Researchers at the Ecole Polytechnique Fédérale de Lausanne (EPFL) have used Chat-GPT-3 to develop a robotic gripper for harvesting tomatoes, in a first demonstration of the artificial intelligence tool’s potential for collaborating with humans on robot design.
With their ability to process vast amounts of text data, and to use this information to answer prompts, neural networks known as large language models (LLMs) have been making headlines for their potential to change the way we write, learn and even make art. Now, EPFL researchers have applied the technology to a new sphere: robotic design.
Josie Hughes, head of the Computational Robot Design and Fabrication Lab in the School of Engineering, EPFL PhD student Francesco Stella and Cosimo Della Santina of TU Delft used Chat-GPT to design a working robotic tomato-harvester. The study provides a framework for humans and LLMs to design such devices collaboratively. Based on their experience, the researchers describe opportunities and risks of applying AI tools to robotics, which they argue ‘could change the way we design robots, while enriching and simplifying the process’.
‘Even though Chat-GPT is a language model and its code generation is text-based, it provided significant insights and intuition for physical design, and showed great potential as a sounding board to stimulate human creativity,’ said Hughes.
In a first phase, the researchers and LLM engaged in an ‘ideation’ discussion to define their robot’s purpose, design parameters and specifications. A second phase was devoted to realising the robot in the real world, which involved refining the LLM-generated code, fabricating the device and troubleshooting its functioning.
For the first phase, the researchers started at a high conceptual level, conversing with the LLM on future challenges to humanity and identifying robotic crop harvesting as a solution to the challenge of global food supply. They then drew upon the LLM’s access to global data from academic publications, technical manuals, books and media to provide the ‘most probable’ answer to prompts such as ‘what features should a robot harvester have?’
Once a basic robotic format was identified (a motor-driven gripper for grasping ripe tomatoes), the researchers could then pose more specific questions, such as ‘what shape should the gripper have?’, and ask the LLM to make technical suggestions, including materials and computer code for controlling the device.
‘While computation has been largely used to assist engineers with technical implementation, for the first time, an AI system can ideate new systems, thus automating high-level cognitive tasks. This could involve a shift of human roles to more technical ones,’ Stella said.
In addition to assigning Chat-GPT the role of ‘inventor’, the researchers outlined other possible human-LLM collaboration modes in their paper. For example, ‘collaborative exploration’ uses AI to augment researchers’ expertise by contributing wide-ranging knowledge beyond their own fields. AI can also act as a ‘funnel’, helping to refine the design process and providing technical input, with humans retaining creative control.
As there are logical and ethical risks associated with each collaboration mode, the researchers caution that the role of LLMs must be carefully evaluated going forward. For example, the use of LLMs raises questions of bias, plagiarism and intellectual property, as it’s unclear if an LLM-generated design can be considered novel.
‘In our study, Chat-GPT identified tomatoes as the crop “most worth” pursuing for a robotic harvester.
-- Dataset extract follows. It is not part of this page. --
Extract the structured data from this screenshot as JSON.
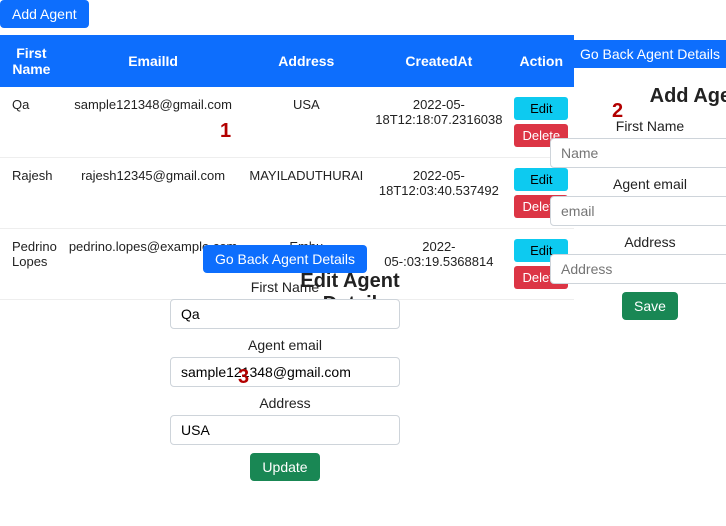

However, this may be biased towards crops that are more covered in literature, as opposed to those where there is truly a real need. When decisions are made outside the scope of knowledge of the engineer, this can lead to significant ethical, engineering or factual errors,’ Hughes said.
Despite these cautions, Hughes and her team conclude, based on their experience, that LLMs have great potential to be a force for good, if well managed. ‘The robotics community must therefore identify how to leverage these powerful tools to accelerate the advancement of robots in an ethical, sustainable and socially empowering way.’
The research has been published in Nature Machine Intelligence.